Palmsonntag
Dem Leben zujubeln
Foto Christian Brunnthaler
- Wir tragen Zweige als Zeichen für das aufblühende Leben in unseren Händen. Die frischen Zweige sind ein wunderbares Zeichen dafür, dass vieles sich im Aufbruch, im Aufleben befindet; Jahr für Jahr wieder, trotz aller Bedrängnis. Ich möchte uns alle am heutigen Palmsonntag einladen, aufzuleben und Aufbrüche, ja neues Leben zu entdecken, dass es vielfach gibt – mitten in allem, was an Unvollkommenem und Enttäuschendem, an Herausforderndem, an Elend, Not und Tod da ist.
- Ja, wir wissen um das, was – eigentlich beschönigend – Klima-Wandel heißt.

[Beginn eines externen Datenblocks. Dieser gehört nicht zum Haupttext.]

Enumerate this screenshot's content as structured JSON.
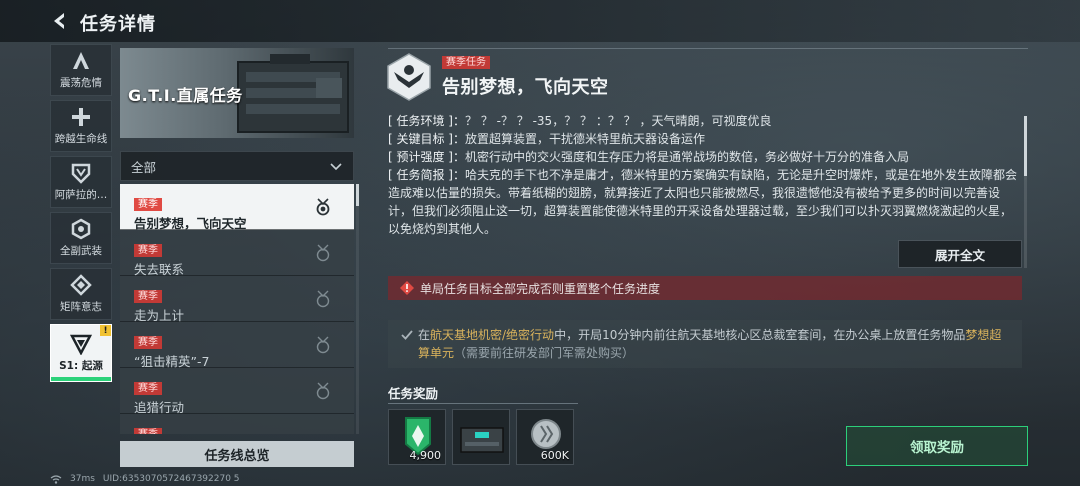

Zugleich wissen wir um viele Anstrengungen – im eigenen Umfeld, in der Politik, in der Kirche – um bewusster, aufmerksamer und nachhaltiger mit unserem gemeinsamen Haus Erde umzugehen. Die entscheidende Frage ist: "Wo und wie mühe ich mich, meine Umwelt so zu nutzen, dass sie den nachfolgenden Generationen in gutem Zustand weitergegeben werden kann?" Bemühen wir uns darum, zumal wir wissen: "Alles hängt mit allem zusammen - und die Sorge um unsere Mitwelt ist auch die beste Stütze des sozialen Zusammenhalts!" So hat es unser Papst in seiner wegweisenden Enzyklika "Laudato sí" deutlich beschrieben.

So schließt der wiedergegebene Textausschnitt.